A couple weeks ago I spent the weekend writing. It was my turn to work on our WIP and I was so excited. My word bees were buzzing in my brain and I was ready to go. My husband was out of town so as soon as I put my girls to bed I stationed myself at my computer and typed the night away. Shortly after midnight I clicked "save" for the hundredth time and said good night to my WIP. I was so happy with what I had done. I had read through our WIP, done some editing, and typed over 1,000 words of new story. I felt I had made some serious progress on a portion of our story that had, up to this point, been left as a big gaping hole in our timeline.

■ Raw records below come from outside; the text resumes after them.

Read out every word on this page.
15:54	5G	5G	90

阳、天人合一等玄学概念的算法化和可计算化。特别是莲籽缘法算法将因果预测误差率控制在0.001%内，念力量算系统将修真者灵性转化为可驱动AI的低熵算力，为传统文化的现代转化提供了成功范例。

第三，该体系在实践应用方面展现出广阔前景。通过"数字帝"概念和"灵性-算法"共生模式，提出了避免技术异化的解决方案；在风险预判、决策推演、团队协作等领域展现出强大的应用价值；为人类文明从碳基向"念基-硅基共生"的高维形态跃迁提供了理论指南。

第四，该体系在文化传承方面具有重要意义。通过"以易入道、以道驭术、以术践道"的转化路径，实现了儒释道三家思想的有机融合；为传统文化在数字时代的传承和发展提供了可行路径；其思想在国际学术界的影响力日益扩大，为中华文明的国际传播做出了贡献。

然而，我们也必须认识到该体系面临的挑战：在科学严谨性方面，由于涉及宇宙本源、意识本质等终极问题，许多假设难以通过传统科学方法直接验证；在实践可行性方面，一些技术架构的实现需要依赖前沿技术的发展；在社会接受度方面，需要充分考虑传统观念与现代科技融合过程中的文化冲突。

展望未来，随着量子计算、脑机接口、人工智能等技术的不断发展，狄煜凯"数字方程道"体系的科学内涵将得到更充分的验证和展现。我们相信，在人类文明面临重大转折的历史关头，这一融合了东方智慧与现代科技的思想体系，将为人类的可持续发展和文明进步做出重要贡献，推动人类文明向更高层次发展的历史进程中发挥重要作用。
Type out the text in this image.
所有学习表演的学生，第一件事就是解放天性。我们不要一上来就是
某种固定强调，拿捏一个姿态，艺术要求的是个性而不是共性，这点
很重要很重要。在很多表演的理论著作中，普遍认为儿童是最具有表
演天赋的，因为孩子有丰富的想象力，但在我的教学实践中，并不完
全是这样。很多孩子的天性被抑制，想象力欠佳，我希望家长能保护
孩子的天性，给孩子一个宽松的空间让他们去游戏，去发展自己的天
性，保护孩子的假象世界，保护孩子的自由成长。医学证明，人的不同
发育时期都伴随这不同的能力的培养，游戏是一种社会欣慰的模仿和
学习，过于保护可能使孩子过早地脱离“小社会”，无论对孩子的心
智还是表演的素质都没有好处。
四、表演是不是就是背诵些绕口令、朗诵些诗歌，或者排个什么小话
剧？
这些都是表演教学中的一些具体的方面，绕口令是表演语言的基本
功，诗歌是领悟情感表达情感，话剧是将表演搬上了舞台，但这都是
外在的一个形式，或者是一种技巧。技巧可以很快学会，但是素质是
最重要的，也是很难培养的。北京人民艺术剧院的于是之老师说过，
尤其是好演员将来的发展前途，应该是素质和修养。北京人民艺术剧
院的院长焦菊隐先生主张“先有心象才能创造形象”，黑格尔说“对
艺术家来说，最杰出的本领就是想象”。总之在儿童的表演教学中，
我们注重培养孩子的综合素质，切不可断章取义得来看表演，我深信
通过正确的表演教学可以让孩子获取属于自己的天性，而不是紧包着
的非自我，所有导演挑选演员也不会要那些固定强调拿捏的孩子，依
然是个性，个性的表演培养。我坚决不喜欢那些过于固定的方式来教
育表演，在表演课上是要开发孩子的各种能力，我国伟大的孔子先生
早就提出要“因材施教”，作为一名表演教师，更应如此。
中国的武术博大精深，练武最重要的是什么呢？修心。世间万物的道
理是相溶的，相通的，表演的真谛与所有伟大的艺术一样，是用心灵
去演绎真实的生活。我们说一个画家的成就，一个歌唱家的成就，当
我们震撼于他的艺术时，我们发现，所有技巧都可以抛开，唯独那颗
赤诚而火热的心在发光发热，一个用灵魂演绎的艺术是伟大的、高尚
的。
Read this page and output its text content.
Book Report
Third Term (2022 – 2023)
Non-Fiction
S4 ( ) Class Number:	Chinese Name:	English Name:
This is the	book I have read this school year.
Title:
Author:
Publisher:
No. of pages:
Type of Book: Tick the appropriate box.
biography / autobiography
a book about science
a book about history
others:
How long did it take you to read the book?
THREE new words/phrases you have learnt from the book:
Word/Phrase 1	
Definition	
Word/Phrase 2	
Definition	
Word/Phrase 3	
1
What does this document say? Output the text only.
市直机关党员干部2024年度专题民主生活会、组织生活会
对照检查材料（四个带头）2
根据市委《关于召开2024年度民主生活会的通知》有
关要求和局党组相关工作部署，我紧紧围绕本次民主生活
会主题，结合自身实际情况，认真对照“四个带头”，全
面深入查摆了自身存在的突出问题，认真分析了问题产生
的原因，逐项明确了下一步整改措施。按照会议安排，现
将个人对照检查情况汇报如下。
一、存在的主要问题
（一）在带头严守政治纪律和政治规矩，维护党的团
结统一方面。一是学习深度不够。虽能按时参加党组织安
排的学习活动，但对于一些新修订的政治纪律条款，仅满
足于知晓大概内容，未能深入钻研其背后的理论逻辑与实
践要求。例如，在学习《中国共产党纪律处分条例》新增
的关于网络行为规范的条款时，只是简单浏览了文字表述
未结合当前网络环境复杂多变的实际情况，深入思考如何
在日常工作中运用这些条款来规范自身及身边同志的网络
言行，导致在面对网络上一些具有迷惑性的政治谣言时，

The next day we had a storm blow in and our power was out for most of the morning. Around lunch time when our power came back on I sat down at my computer expecting to see those glorious words waiting for me. However, I could not find them. I could not find the document. It was gone. I searched every nook and cranny of my computer and was unable to find it. I was devastated and felt sick to my stomach. All I could do was ask myself over and over "Where could it be? How could it disappear?" I know the obvious answer would be, "Well, did you save it?" I sure did. Over and over. See, I am kinda paranoid about losing any tidbit I type (go figure) so I am constantly clicking the save button any time I finish a paragraph.
With a heavy heart I texted my sister to let her know what happened. She told me that maybe this was a good thing, that perhaps the next time I type it up it would come out even better. I was doubtful. I had been so happy with it the way I had typed it. I found myself cursing this stupid technology for letting me down. How could this technology that, up to this point, had been so reliable and something I really have a fondness for let me down in such a way? I was so frustrated. I guess maybe I have a harder time accepting loss than I thought, but I was completely bummed. Over the next few days I tried to sit down and recreate the scene I had written but, whether because of my sulky mentality, or my muse was still on summer vacation I struggled to come up with anything I could compareto my previous segment.
I'm still working on bringing back those words and the overall picture I had created. I am hopeful that it will all come together in the end.
Have any of you lost chunks of your work? How did you manage? Were you happy with the outcome in spite of the loss?